Setelah situasi dinyatakan aman, Tim Inafis Satreskrim Polresta Balikpapan memasang garis polisi (police line) dan melakukan olah tempat kejadian perkara (TKP) untuk mengungkap penyebab pasti kebakaran.
Dalam penanganan peristiwa tersebut, sebanyak sembilan unit mobil pemadam kebakaran, dua unit mobil tangki BPBD Kota Balikpapan, satu unit ambulans Rescue, personel Polresta Balikpapan, Bhabinkamtibmas, Babinsa, Tim Rescue Brimob Polda Kalimantan Timur, serta sejumlah relawan diterjunkan ke lokasi untuk membantu proses pemadaman, pengamanan, dan evakuasi.
Kapolsek Balikpapan Selatan Kompol Abu Sangit S H.M.H menyampaikan bahwa dugaan sementara penyebab kebakaran adalah korsleting arus pendek listrik yang berasal dari kamar utama rumah milik Puji Handoko.
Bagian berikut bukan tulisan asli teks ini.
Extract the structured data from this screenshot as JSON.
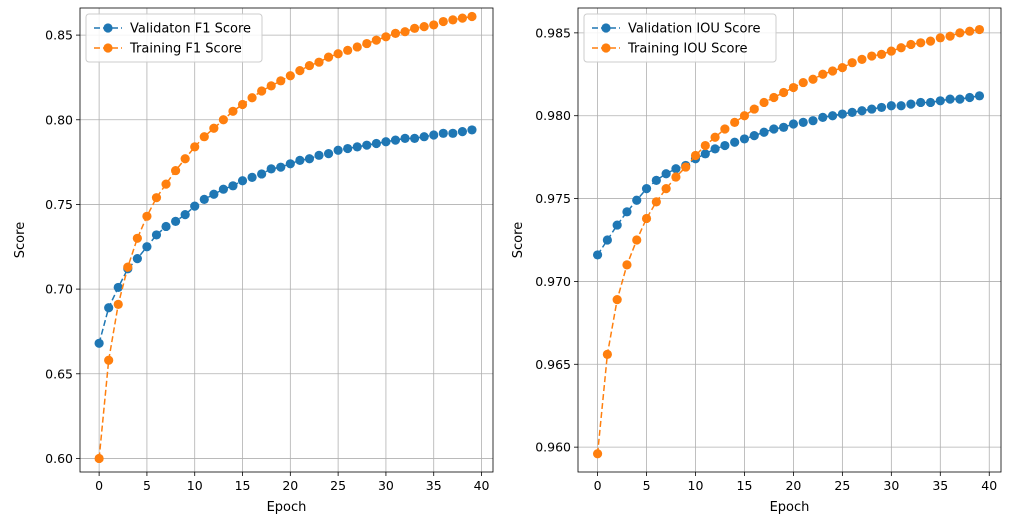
{
  "chart_data": [
    {
      "type": "line",
      "title": "",
      "xlabel": "Epoch",
      "ylabel": "Score",
      "xlim": [
        -2,
        41.2
      ],
      "ylim": [
        0.592,
        0.866
      ],
      "xticks": [
        0,
        5,
        10,
        15,
        20,
        25,
        30,
        35,
        40
      ],
      "xtick_labels": [
        "0",
        "5",
        "10",
        "15",
        "20",
        "25",
        "30",
        "35",
        "40"
      ],
      "yticks": [
        0.6,
        0.65,
        0.7,
        0.75,
        0.8,
        0.85
      ],
      "ytick_labels": [
        "0.60",
        "0.65",
        "0.70",
        "0.75",
        "0.80",
        "0.85"
      ],
      "grid": true,
      "legend_position": "top-left",
      "x": [
        0,
        1,
        2,
        3,
        4,
        5,
        6,
        7,
        8,
        9,
        10,
        11,
        12,
        13,
        14,
        15,
        16,
        17,
        18,
        19,
        20,
        21,
        22,
        23,
        24,
        25,
        26,
        27,
        28,
        29,
        30,
        31,
        32,
        33,
        34,
        35,
        36,
        37,
        38,
        39
      ],
      "series": [
        {
          "name": "Validaton F1 Score",
          "color": "#1f77b4",
          "values": [
            0.668,
            0.689,
            0.701,
            0.712,
            0.718,
            0.725,
            0.732,
            0.737,
            0.74,
            0.744,
            0.749,
            0.753,
            0.756,
            0.759,
            0.761,
            0.764,
            0.766,
            0.768,
            0.771,
            0.772,
            0.774,
            0.776,
            0.777,
            0.779,
            0.78,
            0.782,
            0.783,
            0.784,
            0.785,
            0.786,
            0.787,
            0.788,
            0.789,
            0.789,
            0.79,
            0.791,
            0.792,
            0.792,
            0.793,
            0.794
          ]
        },
        {
          "name": "Training F1 Score",
          "color": "#ff7f0e",
          "values": [
            0.6,
            0.658,
            0.691,
            0.713,
            0.73,
            0.743,
            0.754,
            0.762,
            0.77,
            0.777,
            0.784,
            0.79,
            0.795,
            0.8,
            0.805,
            0.809,
            0.813,
            0.817,
            0.82,
            0.823,
            0.826,
            0.829,
            0.832,
            0.834,
            0.837,
            0.839,
            0.841,
            0.843,
            0.845,
            0.847,
            0.849,
            0.851,
            0.852,
            0.854,
            0.855,
            0.856,
            0.858,
            0.859,
            0.86,
            0.861
          ]
        }
      ]
    },
    {
      "type": "line",
      "title": "",
      "xlabel": "Epoch",
      "ylabel": "Score",
      "xlim": [
        -2,
        41.2
      ],
      "ylim": [
        0.9585,
        0.9865
      ],
      "xticks": [
        0,
        5,
        10,
        15,
        20,
        25,
        30,
        35,
        40
      ],
      "xtick_labels": [
        "0",
        "5",
        "10",
        "15",
        "20",
        "25",
        "30",
        "35",
        "40"
      ],
      "yticks": [
        0.96,
        0.965,
        0.97,
        0.975,
        0.98,
        0.985
      ],
      "ytick_labels": [
        "0.960",
        "0.965",
        "0.970",
        "0.975",
        "0.980",
        "0.985"
      ],
      "grid": true,
      "legend_position": "top-left",
      "x": [
        0,
        1,
        2,
        3,
        4,
        5,
        6,
        7,
        8,
        9,
        10,
        11,
        12,
        13,
        14,
        15,
        16,
        17,
        18,
        19,
        20,
        21,
        22,
        23,
        24,
        25,
        26,
        27,
        28,
        29,
        30,
        31,
        32,
        33,
        34,
        35,
        36,
        37,
        38,
        39
      ],
      "series": [
        {
          "name": "Validation IOU Score",
          "color": "#1f77b4",
          "values": [
            0.9716,
            0.9725,
            0.9734,
            0.9742,
            0.9749,
            0.9756,
            0.9761,
            0.9765,
            0.9768,
            0.977,
            0.9774,
            0.9777,
            0.978,
            0.9782,
            0.9784,
            0.9786,
            0.9788,
            0.979,
            0.9792,
            0.9793,
            0.9795,
            0.9796,
            0.9797,
            0.9799,
            0.98,
            0.9801,
            0.9802,
            0.9803,
            0.9804,
            0.9805,
            0.9806,
            0.9806,
            0.9807,
            0.9808,
            0.9808,
            0.9809,
            0.981,
            0.981,
            0.9811,
            0.9812
          ]
        },
        {
          "name": "Training IOU Score",
          "color": "#ff7f0e",
          "values": [
            0.9596,
            0.9656,
            0.9689,
            0.971,
            0.9725,
            0.9738,
            0.9748,
            0.9756,
            0.9763,
            0.9769,
            0.9776,
            0.9782,
            0.9787,
            0.9792,
            0.9796,
            0.98,
            0.9804,
            0.9808,
            0.9811,
            0.9814,
            0.9817,
            0.982,
            0.9822,
            0.9825,
            0.9827,
            0.9829,
            0.9832,
            0.9834,
            0.9836,
            0.9837,
            0.9839,
            0.9841,
            0.9843,
            0.9844,
            0.9845,
            0.9847,
            0.9848,
            0.985,
            0.9851,
            0.9852
          ]
        }
      ]
    }
  ]
}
Meski demikian, penyebab pasti masih menunggu hasil penyelidikan dan olah TKP yang dilakukan Unit Reskrim bersama Tim Inafis Polresta Balikpapan.
Kepolisian memastikan tidak ada korban jiwa dalam peristiwa tersebut.
Namun, dua rumah mengalami kerusakan berat akibat kebakaran, sementara satu rumah lainnya terdampak. Polisi juga mengapresiasi kesigapan petugas pemadam kebakaran, aparat gabungan, serta masyarakat yang bergerak cepat sehingga api dapat segera dikendalikan dan tidak meluas ke bangunan lain.
Masyarakat diimbau untuk meningkatkan kewaspadaan terhadap potensi kebakaran dengan rutin memeriksa kondisi instalasi listrik, memastikan penggunaan peralatan elektronik sesuai standar keamanan, serta segera melaporkan kepada petugas apabila terjadi keadaan darurat guna meminimalkan risiko yang lebih besar.